Prediction-Defined Tables
If a project is republished, changes in the project's cubes might cause
the engine to generate different prediction-defined aggregates for those
cubes. Changes to the measures in a fact dataset could result in a
different all-member aggregate being defined for that table. Changes to
a dimension could result in a different dimension-only aggregate being
defined on the dimension; if no dimension-only aggregate is defined on a
dimension that has changed, the engine might define one.
User-Defined Tables
The engine never supersedes user-defined aggregate tables.
Deleted
System-Defined Tables
The engine retains the definition and the instances of the old aggregate
table for comparisons and for usage statistics. Definitions are retained
indefinitely because they have statistics associated with them that are
useful, and there is negligible cost involved in retaining them.
Eventually, however, the engine deletes instances according to two sets
of criteria:
First set of criteria
Desired Number of Instances: This number sets an upper bound on the set
of current and inactive instances for the engine to retain. You can
change this number. By default, it's 100.
Maximum Number of Excess Instances: Rather than prune every time it exceeds the desired number by building a new instance, the engine can wait until there are a number of instances that are candidates for deletion. You can also change this number. By default, it's 10.
Second set of criteria
When the maximum number of excess instances is reached, the engine uses
two criteria to rank all of the instances: which instances were the
least recently used and which instances are the least frequently used.

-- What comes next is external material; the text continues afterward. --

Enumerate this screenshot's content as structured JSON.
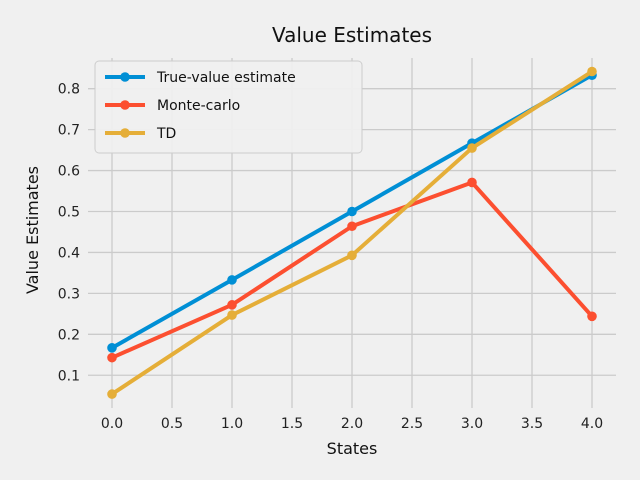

To put all of this together, suppose that the desired number of instances is set to 100 and the maximum number of excess instances is set to 10. When the total number of instances reaches 110, the engine ranks the instances by the two sets of criteria. It then deletes the instances that are ranked 101 through 110.
User-Defined Tables
If you no longer want instances of a particular user-defined aggregate
table to be built, you use the Design Center to delete the definition of
that table. After doing so, you republish the project that contains the
corresponding cube to remove the definition from the list of
aggregate-table definitions for the cube. You can do this even if
instances of the definition still exist on the cluster.
If you want to delete instances of a particular user-defined aggregate table, you must delete them manually, not through the Design Center.